Altlast im Chemiedreieck:Das ewige Gift

Lesezeit: 2 Min.

Nach einer alarmieren PFOA-Studie wurde Spenderblut aus dem Landkreis Altötting nicht mehr für Blutkonserven genutzt, sondern nur noch zur Herstellung von Medikamenten. (Foto: Matthias Köpf)

Der Landkreis Altötting braucht eine eigene Deponie für das viele Erdreich, das dauerhaft mit der gefährlichen Chemikalie PFOA verseucht ist. Die Ergebnisse einer neuerlichen Blutuntersuchung an Hunderten Bürgern sollen Anfang 2023 vorliegen.

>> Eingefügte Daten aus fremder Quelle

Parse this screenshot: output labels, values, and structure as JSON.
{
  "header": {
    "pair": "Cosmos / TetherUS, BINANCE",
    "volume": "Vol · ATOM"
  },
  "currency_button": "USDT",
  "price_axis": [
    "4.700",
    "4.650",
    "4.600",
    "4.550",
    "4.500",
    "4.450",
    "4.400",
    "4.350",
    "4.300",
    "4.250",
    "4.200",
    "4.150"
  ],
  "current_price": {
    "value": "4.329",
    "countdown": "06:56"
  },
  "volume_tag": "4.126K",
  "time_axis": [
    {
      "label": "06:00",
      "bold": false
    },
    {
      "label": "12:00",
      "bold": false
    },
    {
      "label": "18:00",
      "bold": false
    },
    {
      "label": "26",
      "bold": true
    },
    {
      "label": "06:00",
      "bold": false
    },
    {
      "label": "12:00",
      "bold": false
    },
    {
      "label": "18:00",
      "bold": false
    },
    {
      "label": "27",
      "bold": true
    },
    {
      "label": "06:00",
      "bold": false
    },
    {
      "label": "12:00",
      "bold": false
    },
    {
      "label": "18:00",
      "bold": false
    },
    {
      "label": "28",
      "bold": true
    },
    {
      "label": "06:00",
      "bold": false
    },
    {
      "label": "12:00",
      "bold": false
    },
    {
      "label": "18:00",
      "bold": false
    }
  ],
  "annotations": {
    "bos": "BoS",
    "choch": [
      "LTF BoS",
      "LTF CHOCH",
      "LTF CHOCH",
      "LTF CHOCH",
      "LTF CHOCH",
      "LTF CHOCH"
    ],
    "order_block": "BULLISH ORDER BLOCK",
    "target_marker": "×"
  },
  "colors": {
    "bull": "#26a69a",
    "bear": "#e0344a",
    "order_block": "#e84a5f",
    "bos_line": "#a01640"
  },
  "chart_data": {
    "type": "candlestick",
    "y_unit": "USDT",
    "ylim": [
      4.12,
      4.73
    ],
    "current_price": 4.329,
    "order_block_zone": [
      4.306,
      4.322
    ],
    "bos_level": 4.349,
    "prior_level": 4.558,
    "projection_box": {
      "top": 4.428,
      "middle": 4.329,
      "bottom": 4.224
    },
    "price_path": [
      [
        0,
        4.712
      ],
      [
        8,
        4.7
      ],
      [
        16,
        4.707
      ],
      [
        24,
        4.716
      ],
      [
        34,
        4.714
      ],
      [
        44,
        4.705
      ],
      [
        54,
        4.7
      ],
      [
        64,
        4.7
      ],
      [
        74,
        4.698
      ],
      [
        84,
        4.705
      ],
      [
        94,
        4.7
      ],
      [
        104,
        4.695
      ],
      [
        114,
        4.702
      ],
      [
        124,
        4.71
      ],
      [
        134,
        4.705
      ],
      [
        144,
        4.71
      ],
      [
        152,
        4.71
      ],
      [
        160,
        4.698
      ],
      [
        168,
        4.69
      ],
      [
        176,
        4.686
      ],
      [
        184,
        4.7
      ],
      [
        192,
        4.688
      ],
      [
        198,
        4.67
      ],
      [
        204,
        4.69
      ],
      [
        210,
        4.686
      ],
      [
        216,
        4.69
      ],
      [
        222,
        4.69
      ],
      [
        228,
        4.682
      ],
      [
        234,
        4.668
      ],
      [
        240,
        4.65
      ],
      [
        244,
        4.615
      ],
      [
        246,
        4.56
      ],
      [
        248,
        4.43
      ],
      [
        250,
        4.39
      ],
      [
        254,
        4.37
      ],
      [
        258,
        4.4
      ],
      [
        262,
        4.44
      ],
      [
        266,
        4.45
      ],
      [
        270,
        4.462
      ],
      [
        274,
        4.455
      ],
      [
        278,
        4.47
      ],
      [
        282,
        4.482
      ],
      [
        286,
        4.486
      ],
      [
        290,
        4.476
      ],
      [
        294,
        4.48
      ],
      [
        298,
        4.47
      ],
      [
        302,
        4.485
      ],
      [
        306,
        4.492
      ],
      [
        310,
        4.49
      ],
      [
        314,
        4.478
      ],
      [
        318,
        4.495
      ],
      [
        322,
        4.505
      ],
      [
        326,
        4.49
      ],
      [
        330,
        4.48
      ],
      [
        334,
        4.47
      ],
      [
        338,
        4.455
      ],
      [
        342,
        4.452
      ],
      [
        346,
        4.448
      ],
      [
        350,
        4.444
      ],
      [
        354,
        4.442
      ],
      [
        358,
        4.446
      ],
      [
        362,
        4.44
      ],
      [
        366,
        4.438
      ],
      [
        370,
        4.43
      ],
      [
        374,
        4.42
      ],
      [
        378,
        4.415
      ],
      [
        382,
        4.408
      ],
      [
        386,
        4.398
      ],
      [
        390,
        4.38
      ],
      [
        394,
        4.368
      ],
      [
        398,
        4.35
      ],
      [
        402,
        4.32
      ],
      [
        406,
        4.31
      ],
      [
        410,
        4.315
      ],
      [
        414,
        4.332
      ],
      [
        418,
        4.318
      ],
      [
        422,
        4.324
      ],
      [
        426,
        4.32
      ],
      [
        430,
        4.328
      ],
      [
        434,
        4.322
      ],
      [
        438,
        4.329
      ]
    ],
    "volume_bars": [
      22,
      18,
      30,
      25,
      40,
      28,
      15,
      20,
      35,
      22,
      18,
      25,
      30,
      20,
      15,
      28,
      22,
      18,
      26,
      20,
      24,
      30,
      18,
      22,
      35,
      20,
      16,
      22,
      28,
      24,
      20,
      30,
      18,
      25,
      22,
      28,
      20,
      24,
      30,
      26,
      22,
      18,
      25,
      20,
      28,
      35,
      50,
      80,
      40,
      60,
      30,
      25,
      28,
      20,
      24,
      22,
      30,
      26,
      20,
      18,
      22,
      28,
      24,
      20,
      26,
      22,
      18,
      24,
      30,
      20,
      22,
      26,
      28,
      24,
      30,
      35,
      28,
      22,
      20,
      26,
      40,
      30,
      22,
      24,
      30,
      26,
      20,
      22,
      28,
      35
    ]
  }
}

Von Matthias Köpf, Altötting

Fatalismus ist angesichts des gewaltigen Problems mit diesem Gift nicht angebracht, da sind sich inzwischen fast alle einig im Landkreis Altötting. "Wenn man das jetzt fatalistisch anschauen würde, dann wird's nie gelöst sein", sagt Robert Müller trotzdem. Denn per- und polyfluorierte Alkylsubstanzen, kurz PFAS, finden sich mittlerweile fast überall auf der Erde, selbst in Tibet fallen kleine Mengen aus dieser Tausende Substanzen umfassenden Stoffgruppe mit dem Regen vom Himmel und in der Antarktis mit dem Schnee. Werte wie zwischen Altötting, Burghausen und Garching an der Alz gibt es weltweit allerdings nicht sehr oft.

Denn hier im Chemiepark Gendorf, mitten im bayerischen Chemiedreieck, wurde bis 2003 einer dieser Stoffe hergestellt und bis 2008 für verschiedenste Beschichtungen und Imprägnierungen verarbeitet. In all den Jahren hat sich diese Perfluoroktansäure (PFOA) hier festgesetzt, im Boden, im Grundwasser und im Blut Tausender Menschen. Und Robert Müller muss als Abteilungsleiter im Landratsamt dafür sorgen, dass die Menschen nicht noch mehr davon aufnehmen. Derzeit plant er eine Deponie, in der verseuchte Erde aus weiten Teilen des Landkreises abgelagert werden kann.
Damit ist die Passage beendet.